Michaelangelo left a proof
On the Sistine Chapel roof,
Where but half-awakened Adam
Can disturb globe-trotting Madam
Till her bowels are in heat,
Proof that there’s a purpose set
Before the secret working mind:
Profane perfection of mankind.
Part 5 (68):
Irish poets, learn your trade,
Sing whatever is well made,
Scorn the sort now growing up
All out of shape from toe to top,
Their unremembering hearts and heads
Base-born products of base beds.
Sing the peasantry, and then
Hard-riding country gentlemen,
The holiness of monks, and after
Porter-drinkers’ randy laughter.
Part 5 (81):
Cast your mind on other days
That we in coming days may be
Still the indomitable Irishry.
Part 6 (84):
Under bare Ben Bulben’s head
In Drumcliffe churchyard Yeats is laid.
An ancestor was rector there
Long years ago, a church stands near,
By the road an ancient cross.
No marble, no conventional phrase;
On limestone quarried near the spot
By his command these words are cut:
Cast a cold eye
On life, on death.
Horseman pass by!
Vacillation
While on the shop and street I gazed
My body of a sudden blazed;
And twenty minutes more or less
It seemed, so great my happiness,
That I was blesséd and could bless.
When You Are Old
When you are old and grey and full of sleep,
And nodding by the fire, take down this book
And slowly read and dream of the soft look
Your eyes had once, and of their shadows deep.
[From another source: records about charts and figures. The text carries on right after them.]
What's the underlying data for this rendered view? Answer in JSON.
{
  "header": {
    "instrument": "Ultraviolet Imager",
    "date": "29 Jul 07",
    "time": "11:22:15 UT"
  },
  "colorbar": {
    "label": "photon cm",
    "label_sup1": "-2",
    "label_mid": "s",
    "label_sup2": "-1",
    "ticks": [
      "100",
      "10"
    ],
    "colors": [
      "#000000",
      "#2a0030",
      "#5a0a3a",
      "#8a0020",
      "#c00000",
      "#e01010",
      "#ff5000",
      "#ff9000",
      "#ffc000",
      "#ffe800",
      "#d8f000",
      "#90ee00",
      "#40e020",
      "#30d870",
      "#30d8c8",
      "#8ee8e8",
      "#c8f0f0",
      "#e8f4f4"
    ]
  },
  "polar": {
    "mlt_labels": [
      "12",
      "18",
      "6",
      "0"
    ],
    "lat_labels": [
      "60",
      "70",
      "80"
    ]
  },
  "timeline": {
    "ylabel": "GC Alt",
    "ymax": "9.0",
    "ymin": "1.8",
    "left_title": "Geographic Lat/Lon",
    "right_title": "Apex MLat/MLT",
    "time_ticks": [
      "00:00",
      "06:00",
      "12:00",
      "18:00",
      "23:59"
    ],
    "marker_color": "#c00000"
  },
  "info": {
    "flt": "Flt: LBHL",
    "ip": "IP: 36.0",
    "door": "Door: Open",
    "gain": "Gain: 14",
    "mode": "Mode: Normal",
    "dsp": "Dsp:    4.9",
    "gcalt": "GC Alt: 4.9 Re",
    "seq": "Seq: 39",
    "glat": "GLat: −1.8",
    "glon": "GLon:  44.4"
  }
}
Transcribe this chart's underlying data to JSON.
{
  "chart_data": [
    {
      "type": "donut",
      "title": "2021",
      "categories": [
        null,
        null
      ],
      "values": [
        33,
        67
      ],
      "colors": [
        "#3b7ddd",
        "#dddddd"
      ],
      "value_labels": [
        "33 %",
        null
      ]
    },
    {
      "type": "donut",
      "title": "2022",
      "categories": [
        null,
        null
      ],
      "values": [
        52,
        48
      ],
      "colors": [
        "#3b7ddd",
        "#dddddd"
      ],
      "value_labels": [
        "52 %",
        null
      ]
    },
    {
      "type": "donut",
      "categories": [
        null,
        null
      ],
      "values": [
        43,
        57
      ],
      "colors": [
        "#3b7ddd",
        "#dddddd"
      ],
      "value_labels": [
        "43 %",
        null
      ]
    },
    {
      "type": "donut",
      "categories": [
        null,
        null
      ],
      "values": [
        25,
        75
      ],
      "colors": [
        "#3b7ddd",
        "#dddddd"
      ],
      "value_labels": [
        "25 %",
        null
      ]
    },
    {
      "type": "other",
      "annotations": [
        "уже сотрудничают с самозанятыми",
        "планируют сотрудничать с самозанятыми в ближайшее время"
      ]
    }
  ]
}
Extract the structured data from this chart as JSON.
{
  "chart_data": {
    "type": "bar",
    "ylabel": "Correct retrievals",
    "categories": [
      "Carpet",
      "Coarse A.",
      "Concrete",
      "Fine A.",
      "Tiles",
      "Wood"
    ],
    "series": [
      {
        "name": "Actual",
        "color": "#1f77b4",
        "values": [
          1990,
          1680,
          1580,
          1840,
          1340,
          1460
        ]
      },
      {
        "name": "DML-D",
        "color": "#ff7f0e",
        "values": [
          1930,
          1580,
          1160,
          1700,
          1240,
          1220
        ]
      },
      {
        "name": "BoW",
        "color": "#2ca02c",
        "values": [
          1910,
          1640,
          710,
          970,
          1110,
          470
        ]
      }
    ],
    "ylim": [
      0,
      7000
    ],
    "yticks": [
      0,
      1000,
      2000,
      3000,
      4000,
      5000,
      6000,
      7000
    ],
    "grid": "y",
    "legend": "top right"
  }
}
How many loved your moments of glad grace,
And loved your beauty with love false or true,
But one man loved the pilgrim soul in you,
And loved the sorrows of your changing face.
And bending down beside the glowing bars
Murmur, a little sad, ‘From us fled Love.
He paced upon the mountains far above,
And hid his face amid a crowd of stars.’
A Woman Young and Old
Part 9:
What lively lad most pleasured me
Of all that with me lay?
I answer that I gave my soul
And loved in misery,
But had great pleasure with a lad
That I loved bodily.
Flinging from his arms I laughed
To think his passion such
He fancied that I gave a soul
Did but our bodies touch,
And laughed upon his breast to think
Beast gave beast as much.
Preliminary Poem 1 from Collected Works Volume 2, 1908
The friends that have it I do wrong
When ever I remake a song
Should know what issue is at stake,
It is myself that I remake.
Speeches
On government outlawing divorce, speech in the Seanad, 11th June 1925:
We are one of the great stocks of Europe.We
are the people of Burke; we are the people
of Grattan; we are the people of Swift, the
people of Emmet, the people of Parnell.We
have created most of the modern literature of
this country.We have created the best of its
political intelligence.
Letters:
Letter to Olivia Shakespeare, October 1927:
I am still of opinion that only two topics can be
of the least interest to a serious and studious
mind—sex and the dead.
Letter to Ethel Mannin on 15th November, 1936:
We poets would die of loneliness but for
women, & we choose our men friends that we
may have somebody to talk about women with.